As I watched the situation unfold, I started to wonder, were the devices “getting in the way” of the interaction between salespeople and their customers? Which field officers were more adept, making the Android device an extension of themselves? How was this accomplished? The answer seems to be that instead of treating it as an alien object, the best staff explained what the device is for and actively included the customer in the process.

However, I also observed that some salespeople were writing down the customers’ names and serial numbers on paper. Perplexed, I asked why. It turned out it they had only limited time with the group, and typing all the transaction details into the device would have taken too long. This spurred ideas in my mind: Is there anything we can do? Perhaps install a larger keyboard or preload the customer lists? Maybe make use of the built-in barcode scanning function in our app?

I made a mental note to ask about it later, for here lies one of the pitfalls of being an engineer and having responsibility for seeing your tool in action, especially since I wasn’t taught user-centric design or ethnographic research techniques in engineering school – that we as engineers are trained problem solvers and have an occupational risk of not listening and watching, instead jumping ahead to prescribe the “right way” of doing things prematurely. This is an area where my designer colleagues skilled in user-centric design do a far better job.

Another useful point confirmed for me is that establishing rapport is very important in a field visit – I did not want anyone to be afraid of getting something “wrong” or get into the habit of answering what they thought I would like to hear. So I was conscious about talking to people, rather than at them, or worse, down to them.

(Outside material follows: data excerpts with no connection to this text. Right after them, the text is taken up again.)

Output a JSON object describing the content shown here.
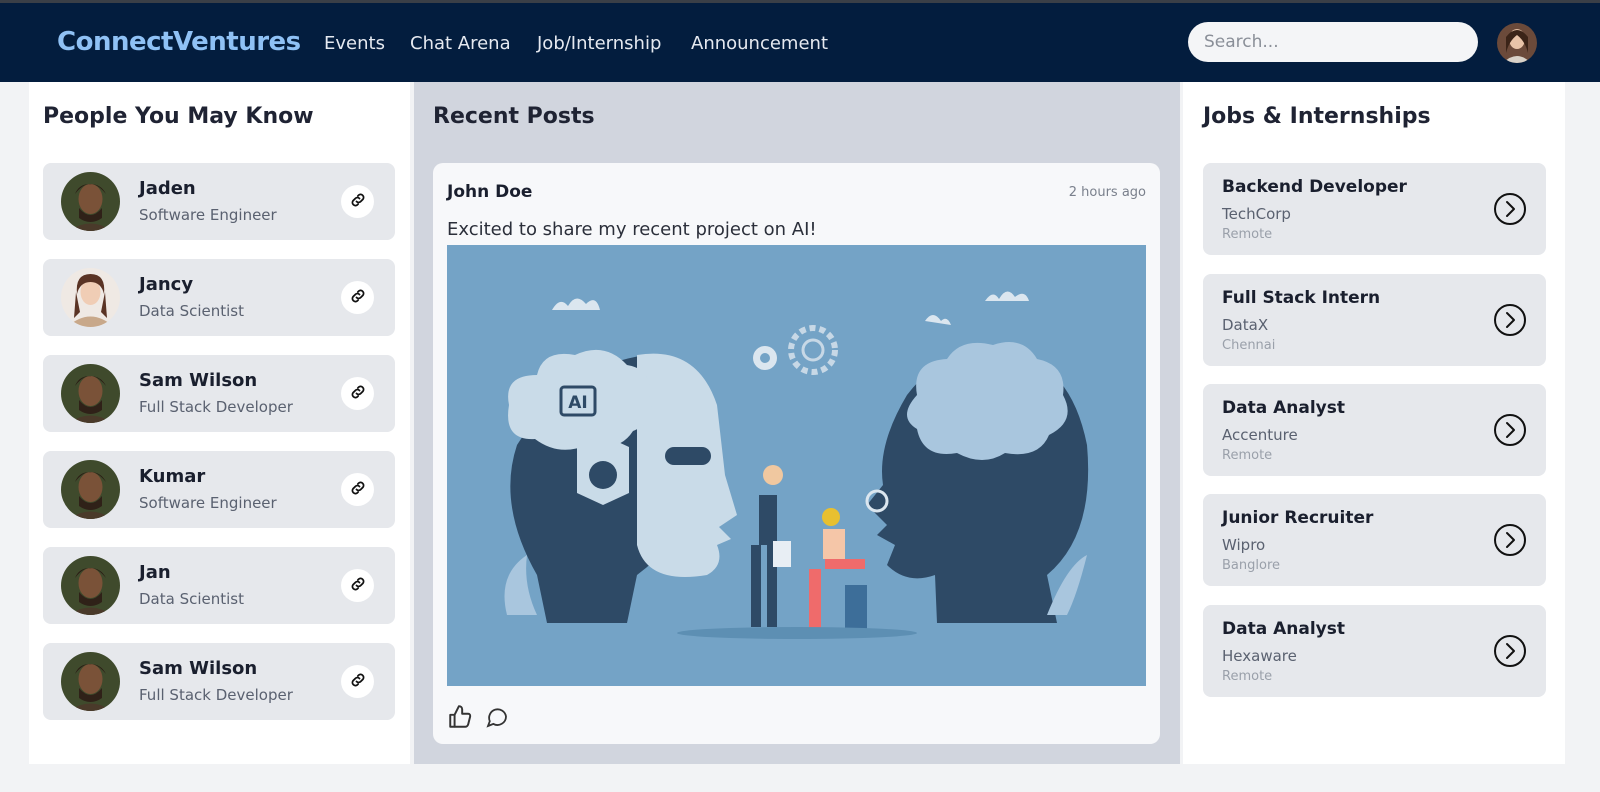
{
  "header": {
    "brand": "ConnectVentures",
    "nav": [
      "Events",
      "Chat Arena",
      "Job/Internship",
      "Announcement"
    ],
    "search_placeholder": "Search..."
  },
  "people": {
    "title": "People You May Know",
    "items": [
      {
        "name": "Jaden",
        "role": "Software Engineer"
      },
      {
        "name": "Jancy",
        "role": "Data Scientist"
      },
      {
        "name": "Sam Wilson",
        "role": "Full Stack Developer"
      },
      {
        "name": "Kumar",
        "role": "Software Engineer"
      },
      {
        "name": "Jan",
        "role": "Data Scientist"
      },
      {
        "name": "Sam Wilson",
        "role": "Full Stack Developer"
      }
    ]
  },
  "posts": {
    "title": "Recent Posts",
    "items": [
      {
        "author": "John Doe",
        "time": "2 hours ago",
        "text": "Excited to share my recent project on AI!",
        "image_label": "AI"
      }
    ]
  },
  "jobs": {
    "title": "Jobs & Internships",
    "items": [
      {
        "title": "Backend Developer",
        "company": "TechCorp",
        "location": "Remote"
      },
      {
        "title": "Full Stack Intern",
        "company": "DataX",
        "location": "Chennai"
      },
      {
        "title": "Data Analyst",
        "company": "Accenture",
        "location": "Remote"
      },
      {
        "title": "Junior Recruiter",
        "company": "Wipro",
        "location": "Banglore"
      },
      {
        "title": "Data Analyst",
        "company": "Hexaware",
        "location": "Remote"
      }
    ]
  },
  "colors": {
    "navbar": "#031d3e",
    "brand": "#8fc1f5",
    "post_image_bg": "#74a3c6"
  }
}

Shortly after explaining my mission in the field, I made sure they knew I was genuinely interested in their opinion, because it is their user experiences that I need to immerse myself in. If they encountered any difficulty with our tool, I wanted to support them in finding their own solutions so they would be empowered and invested in their relationship with the technology.

After the visit, where did all this learning go? As with each field visit, when I got back to the office, I shared my experiences with our team so we could brainstorm about solutions. Given that we have different backgrounds in sales, programming, and customer support, there are often different approaches. These might translate to a new feature on our product; a video on our YouTube channel(https://www.youtube.com/watch?v=urEE5wyIql8&list=PLRMd5j92pyj0GhiA1nR2a8KdLH80YAaaq&index=1); or a new topic at a live training. Whatever we decide to do, we test it to make sure it has the intended result.

No work of engineering, software or otherwise, exists solely in a vacuum. The user and his environment are essential parts of the ecosystem (and the ones over which we have little control). As such, we need to take that into account in the design, construction, training and improvement of our solutions.

I would posit that any engineer who deems their work to be done after the last line of code is compiled or last panel bolted down would be in for a rude shock. It doesn’t matter how busy we think we are, or how much our boss needs us in the office, it behooves us to get in a van, get out on the dusty bumpy roads, and see things for ourselves.